Partner Therapeutics Reports P-II (eNRGy) Post-Hoc Results on Zenocutuzumab for NRG1+ NSCLC

NRG1 gene fusions, though rare, represent an actionable oncogenic driver in a subset of non‑small cell lung cancer (NSCLC) patients who have limited targeted options. Zenocutuzumab, a bispecific antibody that simultaneously blocks HER3 and the NRG1 ligand, was granted accelerated approval based on early‑phase activity. The eNRGy study, now enriched with post‑hoc analyses, offers a deeper look at how the drug performs once conventional radiographic progression is observed, a scenario where most targeted agents lose efficacy and clinicians must switch to chemotherapy or immunotherapy.

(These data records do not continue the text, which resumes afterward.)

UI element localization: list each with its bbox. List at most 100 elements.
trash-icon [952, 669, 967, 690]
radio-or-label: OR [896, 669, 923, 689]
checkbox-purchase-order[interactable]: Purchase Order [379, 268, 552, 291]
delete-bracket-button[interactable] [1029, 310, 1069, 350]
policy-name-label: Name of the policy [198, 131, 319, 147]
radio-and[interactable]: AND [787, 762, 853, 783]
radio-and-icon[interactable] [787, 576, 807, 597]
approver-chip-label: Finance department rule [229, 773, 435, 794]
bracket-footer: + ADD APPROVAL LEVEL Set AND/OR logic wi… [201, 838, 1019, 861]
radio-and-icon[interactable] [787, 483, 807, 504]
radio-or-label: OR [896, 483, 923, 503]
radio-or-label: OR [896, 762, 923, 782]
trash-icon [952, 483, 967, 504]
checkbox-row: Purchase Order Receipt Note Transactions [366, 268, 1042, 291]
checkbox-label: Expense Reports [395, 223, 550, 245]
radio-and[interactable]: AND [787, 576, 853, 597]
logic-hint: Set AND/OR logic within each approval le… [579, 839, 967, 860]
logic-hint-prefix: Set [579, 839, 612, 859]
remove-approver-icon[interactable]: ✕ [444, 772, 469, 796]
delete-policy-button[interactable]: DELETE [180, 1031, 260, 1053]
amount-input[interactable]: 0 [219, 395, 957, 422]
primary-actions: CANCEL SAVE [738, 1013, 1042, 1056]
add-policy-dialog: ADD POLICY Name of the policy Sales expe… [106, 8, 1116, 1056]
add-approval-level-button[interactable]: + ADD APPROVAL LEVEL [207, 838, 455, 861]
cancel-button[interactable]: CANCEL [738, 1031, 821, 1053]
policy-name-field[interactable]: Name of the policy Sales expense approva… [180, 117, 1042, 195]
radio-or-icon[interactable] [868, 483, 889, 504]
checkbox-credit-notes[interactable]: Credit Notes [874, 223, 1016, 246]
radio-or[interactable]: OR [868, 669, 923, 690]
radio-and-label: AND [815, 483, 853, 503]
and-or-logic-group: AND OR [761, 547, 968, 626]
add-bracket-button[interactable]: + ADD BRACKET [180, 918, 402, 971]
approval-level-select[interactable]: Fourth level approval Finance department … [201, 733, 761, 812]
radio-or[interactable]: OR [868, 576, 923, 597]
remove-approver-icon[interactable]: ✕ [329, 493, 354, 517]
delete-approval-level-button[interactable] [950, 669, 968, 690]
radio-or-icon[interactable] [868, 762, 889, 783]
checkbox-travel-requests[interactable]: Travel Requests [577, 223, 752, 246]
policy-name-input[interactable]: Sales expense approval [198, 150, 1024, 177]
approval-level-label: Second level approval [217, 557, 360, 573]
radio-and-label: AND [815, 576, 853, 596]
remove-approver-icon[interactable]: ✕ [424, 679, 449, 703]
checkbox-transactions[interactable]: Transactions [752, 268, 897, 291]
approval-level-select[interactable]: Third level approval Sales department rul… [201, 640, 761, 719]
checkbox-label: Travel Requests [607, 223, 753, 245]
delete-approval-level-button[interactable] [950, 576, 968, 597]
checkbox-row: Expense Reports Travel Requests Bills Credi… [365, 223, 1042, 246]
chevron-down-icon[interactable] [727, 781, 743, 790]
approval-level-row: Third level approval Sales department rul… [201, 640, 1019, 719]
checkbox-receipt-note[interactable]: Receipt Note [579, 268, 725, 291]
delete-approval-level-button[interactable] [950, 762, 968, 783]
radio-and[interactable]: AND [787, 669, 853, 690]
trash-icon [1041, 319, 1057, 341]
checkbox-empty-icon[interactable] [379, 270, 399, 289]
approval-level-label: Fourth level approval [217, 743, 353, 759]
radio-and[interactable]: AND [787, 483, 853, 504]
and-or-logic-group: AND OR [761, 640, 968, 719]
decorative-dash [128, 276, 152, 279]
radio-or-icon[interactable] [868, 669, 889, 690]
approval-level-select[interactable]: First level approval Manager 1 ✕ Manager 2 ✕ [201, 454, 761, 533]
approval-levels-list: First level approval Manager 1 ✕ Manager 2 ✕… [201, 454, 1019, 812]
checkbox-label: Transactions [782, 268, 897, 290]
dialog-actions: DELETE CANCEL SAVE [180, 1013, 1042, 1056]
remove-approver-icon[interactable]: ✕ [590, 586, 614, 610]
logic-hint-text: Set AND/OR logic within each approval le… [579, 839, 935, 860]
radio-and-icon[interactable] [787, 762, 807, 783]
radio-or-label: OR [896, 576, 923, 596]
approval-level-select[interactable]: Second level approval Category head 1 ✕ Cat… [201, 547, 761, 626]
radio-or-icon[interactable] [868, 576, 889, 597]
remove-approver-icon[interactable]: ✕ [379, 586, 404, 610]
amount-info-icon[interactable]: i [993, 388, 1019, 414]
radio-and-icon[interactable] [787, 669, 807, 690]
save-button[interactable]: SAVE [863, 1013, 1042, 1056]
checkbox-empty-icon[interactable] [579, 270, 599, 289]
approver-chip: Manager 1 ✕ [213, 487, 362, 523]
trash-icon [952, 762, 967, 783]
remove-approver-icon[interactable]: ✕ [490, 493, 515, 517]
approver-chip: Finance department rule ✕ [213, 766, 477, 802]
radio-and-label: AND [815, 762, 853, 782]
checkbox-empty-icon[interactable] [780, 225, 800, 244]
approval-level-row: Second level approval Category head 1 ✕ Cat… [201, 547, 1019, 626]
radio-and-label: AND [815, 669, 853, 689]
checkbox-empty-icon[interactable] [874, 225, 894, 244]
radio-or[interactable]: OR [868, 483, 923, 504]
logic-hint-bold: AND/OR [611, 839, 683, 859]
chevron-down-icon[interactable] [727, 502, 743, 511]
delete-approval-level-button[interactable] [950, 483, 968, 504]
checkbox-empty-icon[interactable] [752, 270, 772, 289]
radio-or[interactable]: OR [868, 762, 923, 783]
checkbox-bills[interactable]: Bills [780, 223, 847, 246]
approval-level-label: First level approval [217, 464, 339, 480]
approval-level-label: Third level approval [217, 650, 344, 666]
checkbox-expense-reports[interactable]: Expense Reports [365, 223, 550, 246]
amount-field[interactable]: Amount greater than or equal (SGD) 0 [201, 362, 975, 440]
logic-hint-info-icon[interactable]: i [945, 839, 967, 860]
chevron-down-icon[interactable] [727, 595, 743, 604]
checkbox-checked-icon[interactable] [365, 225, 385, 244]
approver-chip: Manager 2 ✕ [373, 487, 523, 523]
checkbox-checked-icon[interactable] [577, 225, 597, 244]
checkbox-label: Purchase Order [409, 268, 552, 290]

The post‑hoc cohort revealed that 81% of patients experienced oligoprogression—a pattern where disease advances at a few isolated sites—allowing continued systemic control with zenocutuzumab. Median exposure rose to roughly ten months, a notable increase over the pre‑progression median of seven months, and a subset of patients remained on therapy for years. This durability mirrors emerging evidence from other targeted therapies, such as EGFR and ALK inhibitors, where local ablative treatments combined with continued drug exposure can prolong benefit. The findings underscore the importance of integrating local lesion management with systemic therapy to maximize patient outcomes in molecularly defined lung cancer.

From a commercial perspective, these results could strengthen Partner Therapeutics’ positioning of Bizengri in a niche yet growing market. Demonstrating efficacy beyond progression may support broader label claims, facilitate reimbursement discussions, and attract partnership interest for combination strategies. Moreover, the data provide a compelling narrative for investors, highlighting the company’s ability to generate meaningful clinical insights from relatively small patient cohorts, a critical factor as the oncology landscape increasingly values precision and durability of response.